Note that use of an HTTP proxy to make calls to the Symphony APIs are not yet supported by clj-symphony.

:accept-connections-interval

The interval (in minutes) that the bot will use to check for and accept incoming cross-pod connection requests. If not specified, defaults to 30 minutes.

:admin-emails

A list of administrator email addresses. These users will be able to interact with the bot via ChatOps (1:1 chats with the bot in Symphony). Administrators should say help to the bot to get a list of the available admin commands.

Logging Configuration

unfurl bot uses the logback library for logging, and ships with a reasonable default logback.xml file. Please review the logback documentation if you wish to override this default logging configuration.

Running the Bot

For now, you can run unfurl bot either directly or as a Docker image.

Direct Execution

$ lein git-info-edn
$ lein run -- -c <path to EDN configuration file>

or

$ lein do git-info-edn, uberjar
...
$ java -jar ./target/bot-unfurl-standalone.jar -c <path to EDN configuration file>

Dockerised Execution

To build the container:

$ docker build -t bot-unfurl .

To run the container:

$ # Interactively:
$ docker run -v /path/to/config/directory:/etc/opt/bot-unfurl:ro bot-unfurl
$ # In the background:
$ docker run -d -v /path/to/config/directory:/etc/opt/bot-unfurl:ro bot-unfurl

Where /path/to/config/directory should be replaced with the fully qualified path of the configuration directory on the Docker host. This configuration directory must contain:

  1. the service account certificate and truststore that the bot should use
  2. a config.edn file (in the format described above), that points to the certificates using /etc/opt/bot-unfurl as the base path (that's where the configuration folder is mounted within the container)
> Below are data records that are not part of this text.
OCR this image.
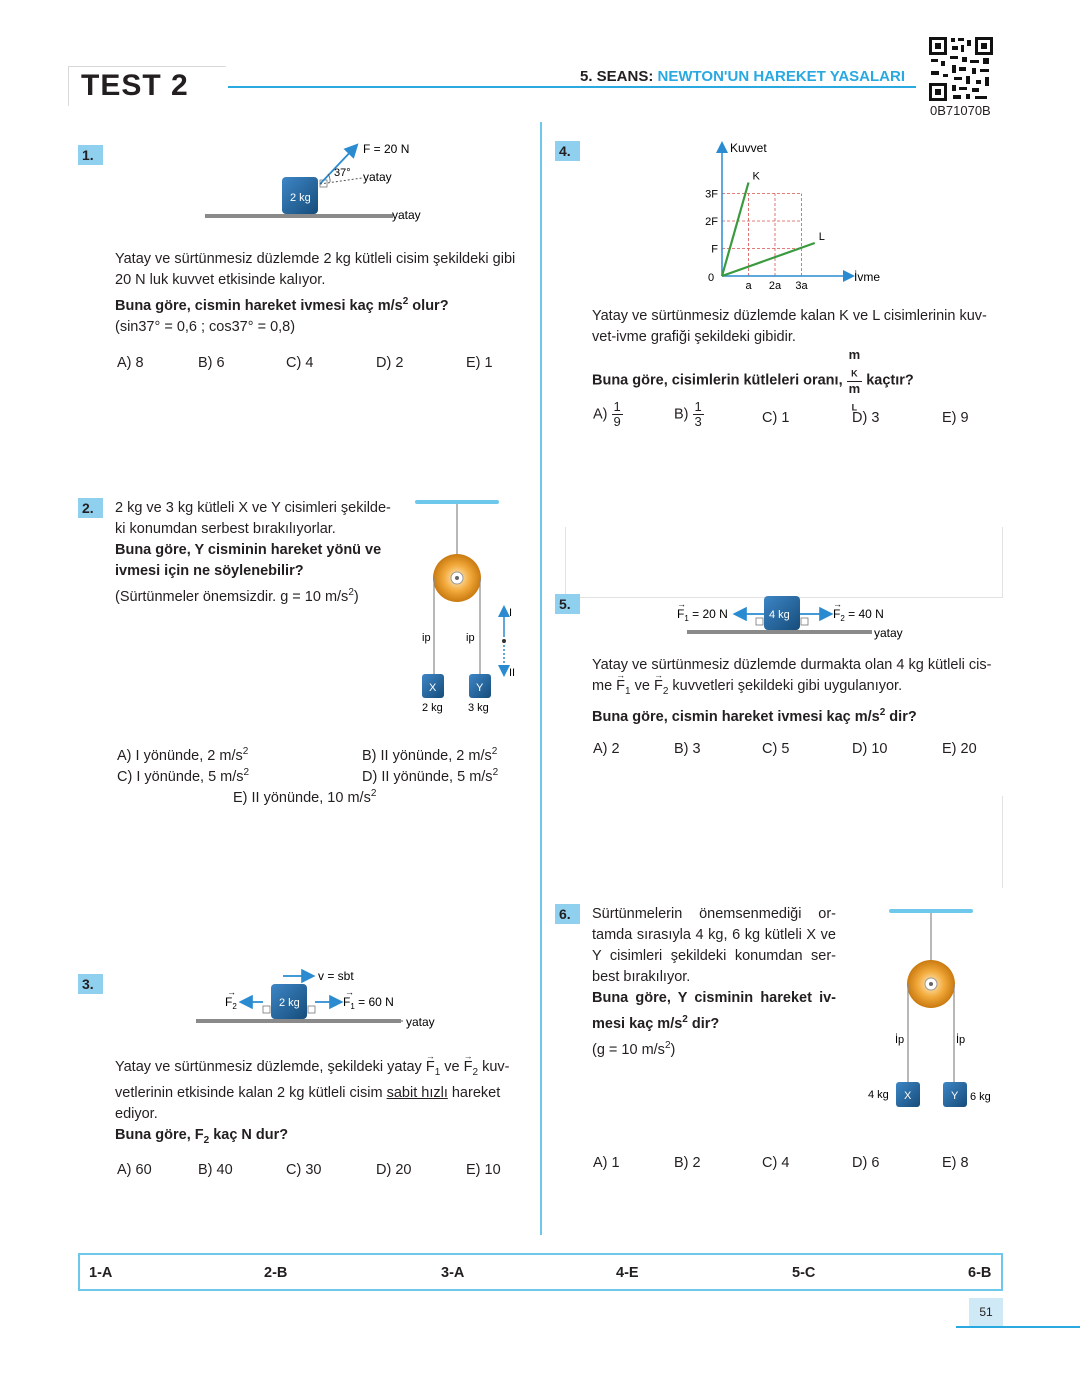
TEST 2	5. SEANS: NEWTON'UN HAREKET YASALARI
0B71070B
1.
2 kg
F = 20 N
37° yatay
yatay
Yatay ve sürtünmesiz düzlemde 2 kg kütleli cisim şekildeki gibi
20 N luk kuvvet etkisinde kalıyor.
Buna göre, cismin hareket ivmesi kaç $m/s^2$ olur?
(sin37° = 0,6 ; cos37° = 0,8)
A) 8	B) 6	C) 4	D) 2	E) 1
2.	2 kg ve 3 kg kütleli X ve Y cisimleri şekilde-
ki konumdan serbest bırakılıyorlar.
Buna göre, Y cisminin hareket yönü ve
ivmesi için ne söylenebilir?
(Sürtünmeler önemsizdir. g = 10 $m/s^2$)
X	Y
ip	ip
2 kg 3 kg
I
II
A) I yönünde, 2 $m/s^2$	B) II yönünde, 2 $m/s^2$
C) I yönünde, 5 $m/s^2$	D) II yönünde, 5 $m/s^2$
E) II yönünde, 10 $m/s^2$
3.
2 kg
v = sbt
$F_2$
→
$F_1 = 60$ N
→
yatay
Yatay ve sürtünmesiz düzlemde, şekildeki yatay → $F_1$ ve → $F_2$ kuv-
vetlerinin etkisinde kalan 2 kg kütleli cisim sabit hızlı hareket
ediyor.
Buna göre, $F_2$ kaç N dur?
A) 60	B) 40	C) 30	D) 20	E) 10
4.
K
L
Kuvvet
İvme
0
F
2F
3F
a 2a 3a
Yatay ve sürtünmesiz düzlemde kalan K ve L cisimlerinin kuv-
vet-ivme grafiği şekildeki gibidir.
Buna göre, cisimlerin kütleleri oranı, m
$_K$
m
$_L$ kaçtır?
$A) \frac{1}{9}$	$B) \frac{1}{3}$	C) 1	D) 3	E) 9
5.
4 kg
$F_1 = 20$ N
→
$F_2 = 40$ N
→
yatay
Yatay ve sürtünmesiz düzlemde durmakta olan 4 kg kütleli cis-
me → $F_1$ ve → $F_2$ kuvvetleri şekildeki gibi uygulanıyor.
Buna göre, cismin hareket ivmesi kaç $m/s^2$ dir?
A) 2	B) 3	C) 5	D) 10	E) 20
6.	Sürtünmelerin önemsenmediği or-
tamda sırasıyla 4 kg, 6 kg kütleli X ve
Y cisimleri şekildeki konumdan ser-
best bırakılıyor.
Buna göre, Y cisminin hareket iv-
mesi kaç $m/s^2$ dir?
(g = 10 $m/s^2$)
X	Y
İp	İp
4 kg	6 kg
A) 1	B) 2	C) 4	D) 6	E) 8
1-A	2-B	3-A	4-E	5-C	6-B
51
And it may optionally also contain:

  1. blacklist files (see above for details)
  2. a logback configuration file

You can also use Docker Compose, by running:

$ docker-compose up -d

This assumes that the etc directory contains the certificate, truststore, and config.edn file, as described above.

Developer Information

Contributing Guidelines

GitHub Project

Bug Tracker

License

Copyright 2016 Fintech Open Source Foundation

Distributed under the Apache License, Version 2.0.

SPDX-License-Identifier: Apache-2.0

3rd Party Licenses

To see the full list of licenses of all third party libraries used by this project, please run:

$ lein licenses :csv | cut -d , -f3 | sort | uniq

To see the dependencies and licenses in detail, run:

$ lein licenses